Siderophores have long been implicated in sociomicrobiology as determinants of bacterial interrelations. For plant-associated genera like Bacillus and Pseudomonas, siderophores are often acclaimed for their function in biocontrol. Here, we set out to determine the functional role of the Bacillus subtilis siderophore bacillibactin in an antagonistic interaction with Pseudomonas marginalis. The presence of bacillibactin strongly influences the outcome of the interaction in an iron-dependent manner. A bacillibactin producer B. subtilis restricts the colony spreading of P. marginalis, repress the transcription of histidine kinase-encoding gene gacS, and thereby abolish production of secondary metabolites such as pyoverdine and viscosin. In contrast, the lack of bacillibactin restricts B. subtilis colony growth in a mechanism reminiscent of a siderophore tug-of-war for iron. Our study identifies a Bacillus-Pseudomonas interaction conserved across fluorescent Pseudomonas spp., expanding our understanding of the interplay between two genera of the most well-studied soil microbes.

Culturing

B. subtilis DK1042 (the naturally competent derivative of 3610) and Pseudomonas marginalis PS92 were routinely cultured in lysogeny broth (LB, Lennox, Carl Roth, 10 g/L tryptone, 5 g/L yeast extract, and 5 g/L NaCl), LB supplemented with 1% (V/V) glycerol and 0.1 mM MnCl₂ (LBGM), or King’s B medium (KB; peptone 20 g/L, glycerol 1% (V/V), K₂HPO₄ 8.1 mM, MgSO₄·7H₂O 6.08 mM) at 30 °C. Colonies were grown on media solidified with 1.5% agar (W/V). FeCl₃, ammonium ferric citrate and 2,2’-bipyridine (BPD) were supplemented into autoclaved agar at varying concentrations. Antibiotics were added in the following final concentrations: Gentamycin (Gm) 50 μg/mL, Ampicillin (Amp) 100 μg/mL, Chloramphenicol (Cm) 5 μg/mL, and Kanamycin (Km) 10 μg/mL.

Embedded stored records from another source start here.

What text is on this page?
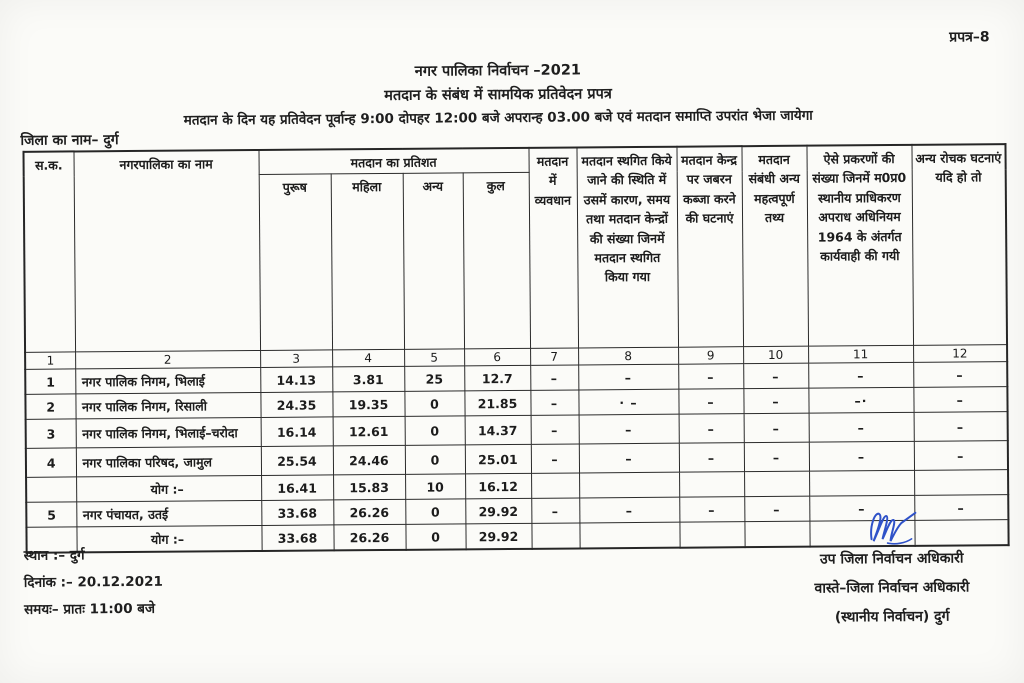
प्रपत्र–8
नगर पालिका निर्वाचन –2021
मतदान के संबंध में सामयिक प्रतिवेदन प्रपत्र
मतदान के दिन यह प्रतिवेदन पूर्वान्ह 9:00 दोपहर 12:00 बजे अपरान्ह 03.00 बजे एवं मतदान समाप्ति उपरांत भेजा जायेगा
जिला का नाम– दुर्ग
स.क.	नगरपालिका का नाम	मतदान का प्रतिशत				मतदान में व्यवधान	मतदान स्थगित किये जाने की स्थिति में उसमें कारण, समय तथा मतदान केन्द्रों की संख्या जिनमें मतदान स्थगित किया गया	मतदान केन्द्र पर जबरन कब्जा करने की घटनाएं	मतदान संबंधी अन्य महत्वपूर्ण तथ्य	ऐसे प्रकरणों की संख्या जिनमें म0प्र0 स्थानीय प्राधिकरण अपराध अधिनियम 1964 के अंतर्गत कार्यवाही की गयी	अन्य रोचक घटनाएं यदि हो तो
		पुरूष	महिला	अन्य	कुल						
1	2	3	4	5	6	7	8	9	10	11	12
1	नगर पालिक निगम, भिलाई	14.13	3.81	25	12.7	–	–	–	–	–	–
2	नगर पालिक निगम, रिसाली	24.35	19.35	0	21.85	–	· –	–	–	–·	–
3	नगर पालिक निगम, भिलाई–चरोदा	16.14	12.61	0	14.37	–	–	–	–	–	–
4	नगर पालिका परिषद, जामुल	25.54	24.46	0	25.01	–	–	–	–	–	–
	योग :–	16.41	15.83	10	16.12						
5	नगर पंचायत, उतई	33.68	26.26	0	29.92	–	–	–	–	–	–
	योग :–	33.68	26.26	0	29.92						
स्थान :– दुर्ग
दिनांक :– 20.12.2021
समयः– प्रातः 11:00 बजे
उप जिला निर्वाचन अधिकारी
वास्ते–जिला निर्वाचन अधिकारी
(स्थानीय निर्वाचन) दुर्ग
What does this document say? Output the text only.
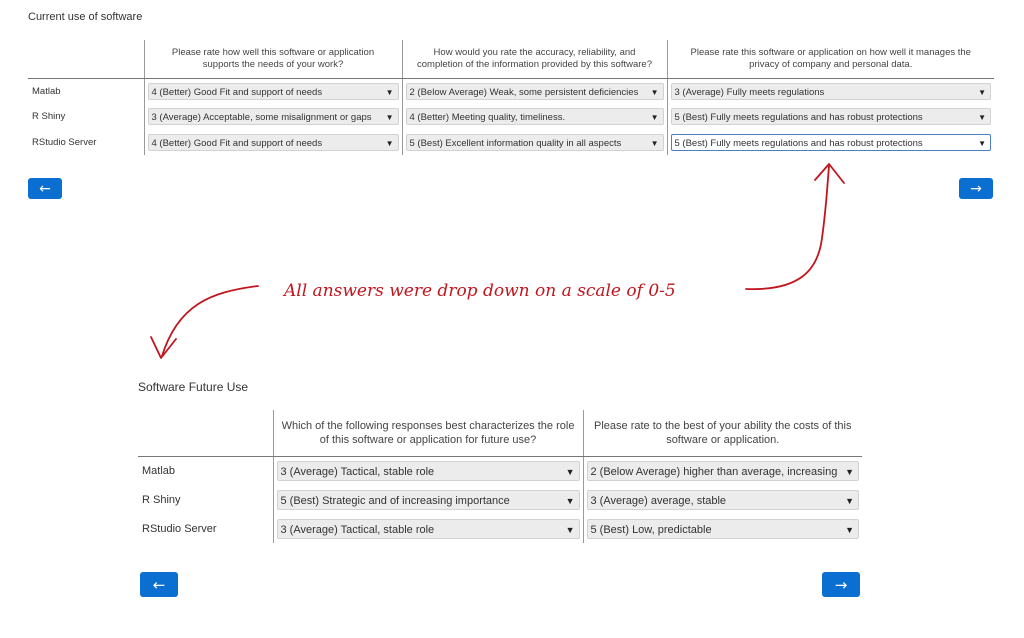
Current use of software
	Please rate how well this software or application supports the needs of your work?	How would you rate the accuracy, reliability, and completion of the information provided by this software?	Please rate this software or application on how well it manages the privacy of company and personal data.
Matlab	4 (Better) Good Fit and support of needs ▼	2 (Below Average) Weak, some persistent deficiencies ▼	3 (Average) Fully meets regulations ▼

R Shiny	3 (Average) Acceptable, some misalignment or gaps ▼	4 (Better) Meeting quality, timeliness. ▼	5 (Best) Fully meets regulations and has robust protections ▼

RStudio Server	4 (Better) Good Fit and support of needs ▼	5 (Best) Excellent information quality in all aspects ▼	5 (Best) Fully meets regulations and has robust protections ▼
←	→
All answers were drop down on a scale of 0-5
Software Future Use
	Which of the following responses best characterizes the role of this software or application for future use?	Please rate to the best of your ability the costs of this software or application.
Matlab	3 (Average) Tactical, stable role ▼	2 (Below Average) higher than average, increasing ▼

R Shiny	5 (Best) Strategic and of increasing importance ▼	3 (Average) average, stable ▼

RStudio Server	3 (Average) Tactical, stable role ▼	5 (Best) Low, predictable ▼
←	→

DK1042 and PS92 were routinely spotted at a 5.0 mm distance on agar surfaces using 2 µL culture at OD₆₀₀ of 1.0. Prior to spotting, plates were dried for 30 minutes in a lateral flow hood and were then incubated at 30 °C. When spotting cocultures, each species was adjusted to OD₆₀₀ of 1.0 and the two strains were then mixed in equal volumes. For mixed B. subtilis cultures, wild type and mutant strains were mixed 1:1, 1:10, or 1:100, respectively, based on OD₆₀₀.

Stereomicroscopy

Interactions for stereomicroscopy were created using DK1042 carrying amyE::P_hyperspank-mKate2 and PS92 carrying attTn7::msfGFP. Colonies were imaged with a Carl Zeiss Axio Zoom V16 stereomicroscope with a Zeiss CL 9000 LED light source and an AxioCam 503 monochromatic camera. The stereoscope was equipped with a PlanApo Z 0.5x/0.125 FWD 114 mm, and the filter sets 38 HE eGFP (ex: 470/40, em: 525/50) and 63 HE mRFP (ex: 572/25, em: 629/62). Exposure time was optimized for proper contrast.

Timelapse series were acquired at 15-minute intervals for 72 hours. Bacterial cultures were spotted on agar solidified in a 35 mm petri dish which was then placed into a Tokai Hit stage top incubator pre-warmed to 30°C. Sterile MilliQ water was added to the incubator water bath to maintain constant humidity in the chamber.

Image processing and analysis was performed in FIJI (2.1.0/1.53f51). Contrast in fluorescence channels was adjusted identically on a linear scale. Colony area was measured by segmenting the colony of interest with Otsu’s algorithm based on fluorescence (msfGFP or mKate2 for Pseudomonas or Bacillus, respectively).

All image files can be opened using FIJI with Bioformats.